The system is built on Linux.
The task is essentially simple - WEB hosting, i.e. the repository will store the sites themselves and their files. The WEB server will be connected to the storage and work with it directly as with a file system.
The first thing that came across was DRBD . This is just replication, you can use it for geographic replication. Vobschem not FS.
Next came the GFS (Global File System). After examining the information on it, it was found that the system is not distributed, but simply allows customers to join the central repository and all work simultaneously with it. For small volumes, in general, this is very suitable. Fault tolerance can be organized using the same DRBD mirroring data. However, if you need a large amount, you will have to dodge with expensive storage systems, because this system works with block devices that connect via iSCSI, FC, InfiniBand, etc. With large volumes, costs go up sharply due to the need to buy expensive pieces of iron, besides also 2, so that the second would be a slave in the first in stock. Of course, I don’t know, maybe it’s possible to build some kind of virtual block device from a pack of servers, but in my opinion this is already a perversion.
And then I finally got to the bottom of GlusterFS ( Off site ). Judging by the description - what you need. The distributed cluster file system, with data replication, distribution of data among network nodes, is scaled almost linearly. It has automatic recovery, adding nodes to the cluster on the fly, etc., in general, a full-fledged adult FS. Used on many productive clusters around the world.
PS Hadoop, MogileFS and others do not offer, it is more of a framework for embedding in applications. I need a solution exclusively at the file system level.
PSS Please note that we are discussing fully functional and stable FSs that can be used in production. Many offer products that are in early development (PohmelFS) and / or have a bunch of restrictions (GridFS, in which there are no permissions, no folders, and even file creation - an experimental feature. GridFS is made on top of MongoDB).
I want to ask your advice in choosing a distributed cluster file system, since I have no experience with them, and they themselves are quite different and have a bunch of features. In addition, there is also a relative information hunger in this direction - any specifics are simply missing.
The system is built on Linux.
What I need from this file system:
- Distribution of data by network nodes
- Automatically create replicas (you need 3, better if you can configure)
- For clients, this should look like a full-fledged POSIX (not quite, but close to) file system. For users, this should look like a regular file system.
- Built-in High Avaliability, automatic recovery, adding new nodes on the fly
- XFS support desirable
Task?
The task is essentially simple - WEB hosting, i.e. the repository will store the sites themselves and their files. The WEB server will be connected to the storage and work with it directly as with a file system.
Self-search results:
The first thing that came across was DRBD . This is just replication, you can use it for geographic replication. Vobschem not FS.
Next came the GFS (Global File System). After examining the information on it, it was found that the system is not distributed, but simply allows customers to join the central repository and all work simultaneously with it. For small volumes, in general, this is very suitable. Fault tolerance can be organized using the same DRBD mirroring data. However, if you need a large amount, you will have to dodge with expensive storage systems, because this system works with block devices that connect via iSCSI, FC, InfiniBand, etc. With large volumes, costs go up sharply due to the need to buy expensive pieces of iron, besides also 2, so that the second would be a slave in the first in stock. Of course, I don’t know, maybe it’s possible to build some kind of virtual block device from a pack of servers, but in my opinion this is already a perversion.
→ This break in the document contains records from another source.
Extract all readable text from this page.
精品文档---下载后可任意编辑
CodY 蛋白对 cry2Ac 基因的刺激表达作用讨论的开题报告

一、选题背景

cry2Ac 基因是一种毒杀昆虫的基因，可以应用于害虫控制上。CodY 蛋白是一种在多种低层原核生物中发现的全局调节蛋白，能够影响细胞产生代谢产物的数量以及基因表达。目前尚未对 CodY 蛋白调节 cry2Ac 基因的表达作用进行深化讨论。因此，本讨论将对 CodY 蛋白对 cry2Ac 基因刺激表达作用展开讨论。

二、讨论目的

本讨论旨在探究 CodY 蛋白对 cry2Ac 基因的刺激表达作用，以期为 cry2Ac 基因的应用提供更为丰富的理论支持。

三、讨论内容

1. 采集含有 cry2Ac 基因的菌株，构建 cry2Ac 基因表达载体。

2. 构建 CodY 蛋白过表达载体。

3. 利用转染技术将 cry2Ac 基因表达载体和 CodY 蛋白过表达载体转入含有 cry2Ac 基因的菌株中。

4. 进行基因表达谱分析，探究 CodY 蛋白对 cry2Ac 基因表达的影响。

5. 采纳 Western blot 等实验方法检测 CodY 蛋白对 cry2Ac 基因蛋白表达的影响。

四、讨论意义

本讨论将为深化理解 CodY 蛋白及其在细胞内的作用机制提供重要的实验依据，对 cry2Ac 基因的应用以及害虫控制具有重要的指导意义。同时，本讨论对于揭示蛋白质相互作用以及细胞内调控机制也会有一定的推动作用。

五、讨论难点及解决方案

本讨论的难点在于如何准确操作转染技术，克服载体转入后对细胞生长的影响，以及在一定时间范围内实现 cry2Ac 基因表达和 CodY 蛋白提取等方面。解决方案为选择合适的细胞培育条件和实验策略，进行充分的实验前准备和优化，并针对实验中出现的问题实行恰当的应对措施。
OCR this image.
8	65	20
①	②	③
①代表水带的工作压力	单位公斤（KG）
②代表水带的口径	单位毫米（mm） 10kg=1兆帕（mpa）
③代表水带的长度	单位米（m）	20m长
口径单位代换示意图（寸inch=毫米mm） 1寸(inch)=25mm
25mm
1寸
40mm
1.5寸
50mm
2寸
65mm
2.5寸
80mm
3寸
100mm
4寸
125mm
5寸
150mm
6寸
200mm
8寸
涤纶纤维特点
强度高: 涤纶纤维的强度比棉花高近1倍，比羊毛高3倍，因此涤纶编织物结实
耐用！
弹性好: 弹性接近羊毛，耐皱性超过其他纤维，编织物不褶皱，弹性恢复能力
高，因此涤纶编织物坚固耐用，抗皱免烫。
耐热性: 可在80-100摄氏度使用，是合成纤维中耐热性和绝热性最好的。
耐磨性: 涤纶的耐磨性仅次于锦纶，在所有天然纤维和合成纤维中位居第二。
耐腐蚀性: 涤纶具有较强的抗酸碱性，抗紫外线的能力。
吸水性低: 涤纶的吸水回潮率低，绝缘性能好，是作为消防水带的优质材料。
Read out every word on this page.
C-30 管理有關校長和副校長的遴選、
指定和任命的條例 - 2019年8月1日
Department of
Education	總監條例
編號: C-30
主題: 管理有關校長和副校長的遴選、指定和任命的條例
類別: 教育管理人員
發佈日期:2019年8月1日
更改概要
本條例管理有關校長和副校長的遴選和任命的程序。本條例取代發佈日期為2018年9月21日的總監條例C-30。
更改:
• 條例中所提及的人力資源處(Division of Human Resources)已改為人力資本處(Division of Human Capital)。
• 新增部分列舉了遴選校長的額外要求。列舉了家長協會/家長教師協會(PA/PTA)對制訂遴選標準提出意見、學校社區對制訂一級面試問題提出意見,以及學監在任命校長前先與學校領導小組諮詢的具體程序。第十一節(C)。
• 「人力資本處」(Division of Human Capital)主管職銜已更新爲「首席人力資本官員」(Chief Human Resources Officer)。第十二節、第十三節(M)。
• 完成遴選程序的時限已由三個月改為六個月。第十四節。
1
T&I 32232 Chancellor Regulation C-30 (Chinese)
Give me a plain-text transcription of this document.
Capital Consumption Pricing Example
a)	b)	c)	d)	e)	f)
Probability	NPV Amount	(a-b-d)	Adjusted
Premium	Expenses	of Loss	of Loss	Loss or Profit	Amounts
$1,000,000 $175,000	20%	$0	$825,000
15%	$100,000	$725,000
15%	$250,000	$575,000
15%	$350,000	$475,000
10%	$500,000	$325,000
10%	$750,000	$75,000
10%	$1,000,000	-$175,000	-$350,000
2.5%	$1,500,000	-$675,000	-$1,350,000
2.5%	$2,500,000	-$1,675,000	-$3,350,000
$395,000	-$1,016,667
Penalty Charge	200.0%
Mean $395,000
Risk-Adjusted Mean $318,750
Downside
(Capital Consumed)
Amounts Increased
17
And then I finally got to the bottom of GlusterFS ( Off site ). Judging by the description - what you need. The distributed cluster file system, with data replication, distribution of data among network nodes, is scaled almost linearly. It has automatic recovery, adding nodes to the cluster on the fly, etc., in general, a full-fledged adult FS. Used on many productive clusters around the world.
Actually, the questions:
- Is there anyone who has worked with such systems. What to expect from them, what are the pitfalls?
- Maybe someone knows other, more suitable FS?
PS Hadoop, MogileFS and others do not offer, it is more of a framework for embedding in applications. I need a solution exclusively at the file system level.
PSS Please note that we are discussing fully functional and stable FSs that can be used in production. Many offer products that are in early development (PohmelFS) and / or have a bunch of restrictions (GridFS, in which there are no permissions, no folders, and even file creation - an experimental feature. GridFS is made on top of MongoDB).